Così John Lydon a Sian Williams, il 7 luglio del 2017, durante un’intervista al programma Breakfast della BBC, dopo che quest’ultimo aveva fatto allusione a “una canzone molto cruda, intensa ed emotiva che hai scritto per tua madre.”

Eileen Lydon muore nel 1978, di cancro. John ha 22 anni ed è appena uscito da un periodo che lo consegnerà a imperitura leggenda: in 18 mesi i Sex Pistols (scioltisi nel gennaio di quello stesso anno) hanno messo a ferro e fuoco lo show business, i media, la società e ribaltato come un calzino vecchio il canone rock. Niente sarà più lo stesso. Nemmeno John sarà più lo stesso. Il 1978 è un anno per lui cruciale: da un lato la rabbia per l’acrimoniosa fine del gruppo e la causa intentata contro la Glitterbest di Malcolm McLaren, dall’altro il dolore per la malattia di Eileen, la mamma che lo ha sempre sostenuto anche quando aveva capelli e denti verdi.

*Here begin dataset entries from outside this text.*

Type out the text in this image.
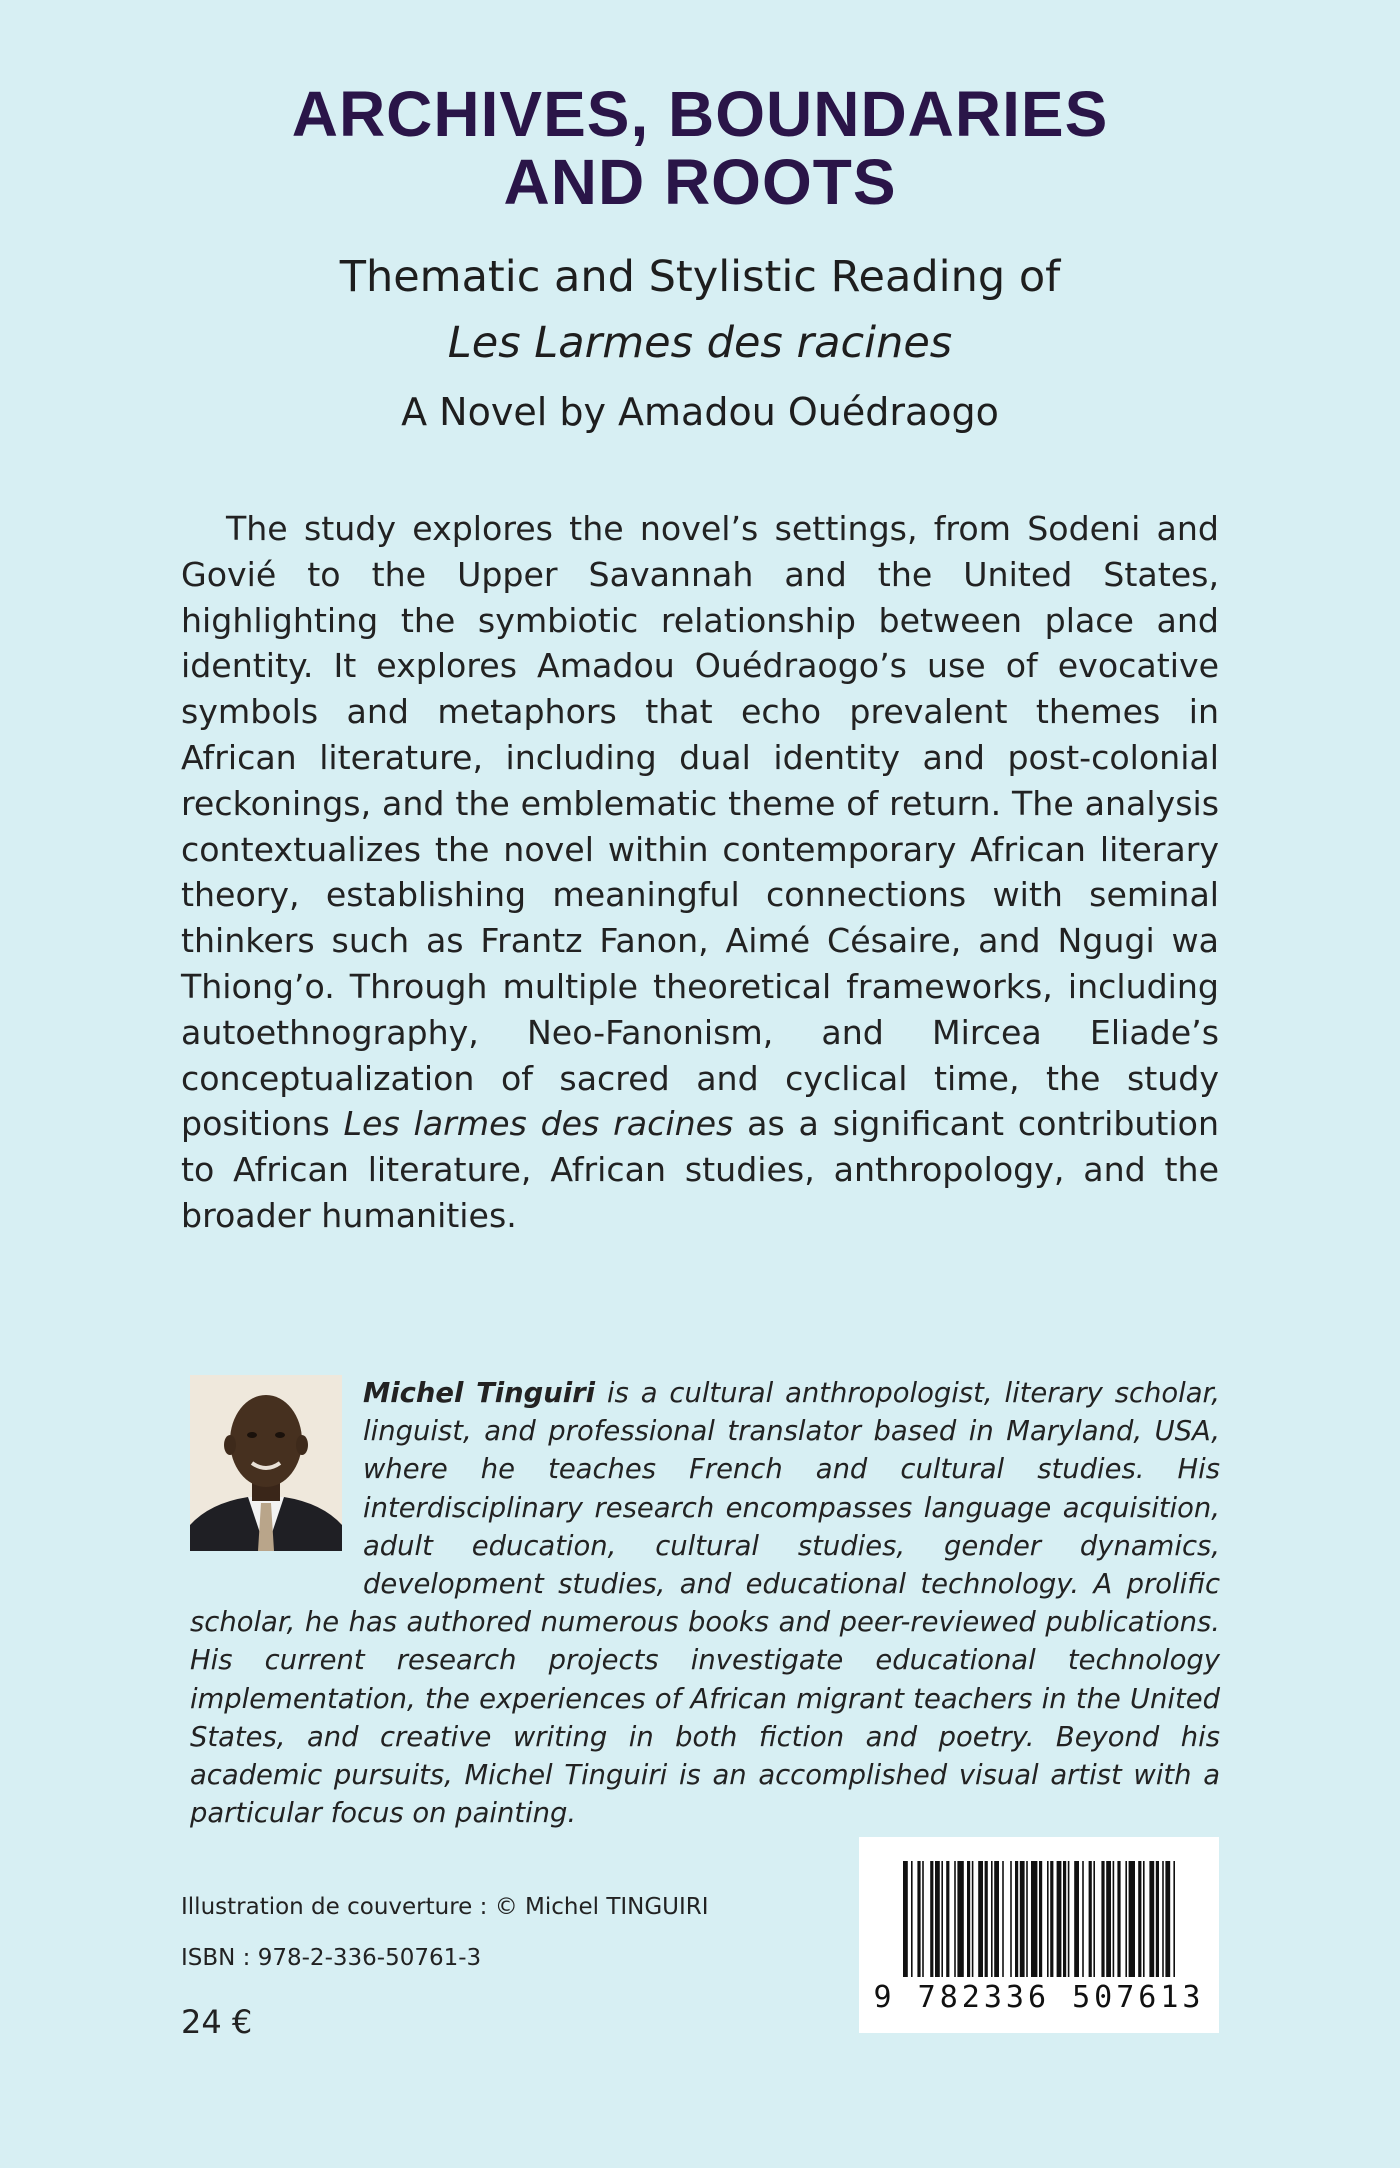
ARCHIVES, BOUNDARIES
AND ROOTS
Thematic and Stylistic Reading of
Les Larmes des racines
A Novel by Amadou Ouédraogo

The study explores the novel’s settings, from Sodeni and Govié to the Upper Savannah and the United States, highlighting the symbiotic relationship between place and identity. It explores Amadou Ouédraogo’s use of evocative symbols and metaphors that echo prevalent themes in African literature, including dual identity and post-colonial reckonings, and the emblematic theme of return. The analysis contextualizes the novel within contemporary African literary theory, establishing meaningful connections with seminal thinkers such as Frantz Fanon, Aimé Césaire, and Ngugi wa Thiong’o. Through multiple theoretical frameworks, including autoethnography, Neo-Fanonism, and Mircea Eliade’s conceptualization of sacred and cyclical time, the study positions Les larmes des racines as a significant contribution to African literature, African studies, anthropology, and the broader humanities.

Michel Tinguiri is a cultural anthropologist, literary scholar, linguist, and professional translator based in Maryland, USA, where he teaches French and cultural studies. His interdisciplinary research encompasses language acquisition, adult education, cultural studies, gender dynamics, development studies, and educational technology. A prolific scholar, he has authored numerous books and peer-reviewed publications. His current research projects investigate educational technology implementation, the experiences of African migrant teachers in the United States, and creative writing in both fiction and poetry. Beyond his academic pursuits, Michel Tinguiri is an accomplished visual artist with a particular focus on painting.

Illustration de couverture : © Michel TINGUIRI
ISBN : 978-2-336-50761-3
24 €
9 782336 507613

Nell’intervista summenzionata, gli occhi lucidi, Lydon continua: [Mia madre] è stata trattata molto male; non le hanno dato nemmeno gli ultimi riti all’ospedale prima che morisse. Perciò abbiamo – noi, la famiglia – una visione molto negativa della Chiesa Cattolica.”

La canzone fu scritta su commissione quando Eileen era ancora in vita; fu infatti lei stessa a chiedere al figlio di scrivere una canzone prima di morire. Originariamente pubblicata su Metal Box, secondo album dei Public Image Ltd, col titolo di “Swan Lake” (con riferimento al tema suonato da Keith Levene alla chitarra che si basa appunto sul Lago dei cigni di Tchaikovsky), “Death Disco” rimane uno dei momenti più oscuri ed emozionanti della loro produzione, pregno di lancinante tensione messa in evidenza tra il groove disco suonato da David Humphrey, il basso profondo e solenne di Jah Wobble e lo straziante stridio della voce di Lydon: “Never no more hope away / Final in a fade / Watch her slowly die / Saw it in her eyes / Choking on a bed / Flowers rotting dead / Seen it in her eyes”.

La certezza della morte e i dubbi sull’aldilà, il senso di impotenza che si prova nel vedere tua madre che, come un “fiore che marcisce morente”, come un “finale in dissolvenza”, minuto dopo minuto lentamente muore, mentre tu sei lì a contare i suoi respiri con la sola certezza che presto arriverà l’ultimo…

“Oggi,” disse Lydon nel 2015, “è molto difficile per me concepire la morte di una persona. Non so se c’è un paradiso. Non ci sono prove di questo. Ci sono solo le opinioni e le credenze della gente. Anche quando muore il nostro peggior nemico, diciamo ci manca il loro spazio sulla terra. È un tema che implica qualcosa di assai più grande di una banale canzoncina.”

Non è affatto una “banale canzoncina”, e quanto essa sia importante per il suo autore lo certifica il fatto che la copertina della versione a 7” fu ideata dallo stesso Lydon.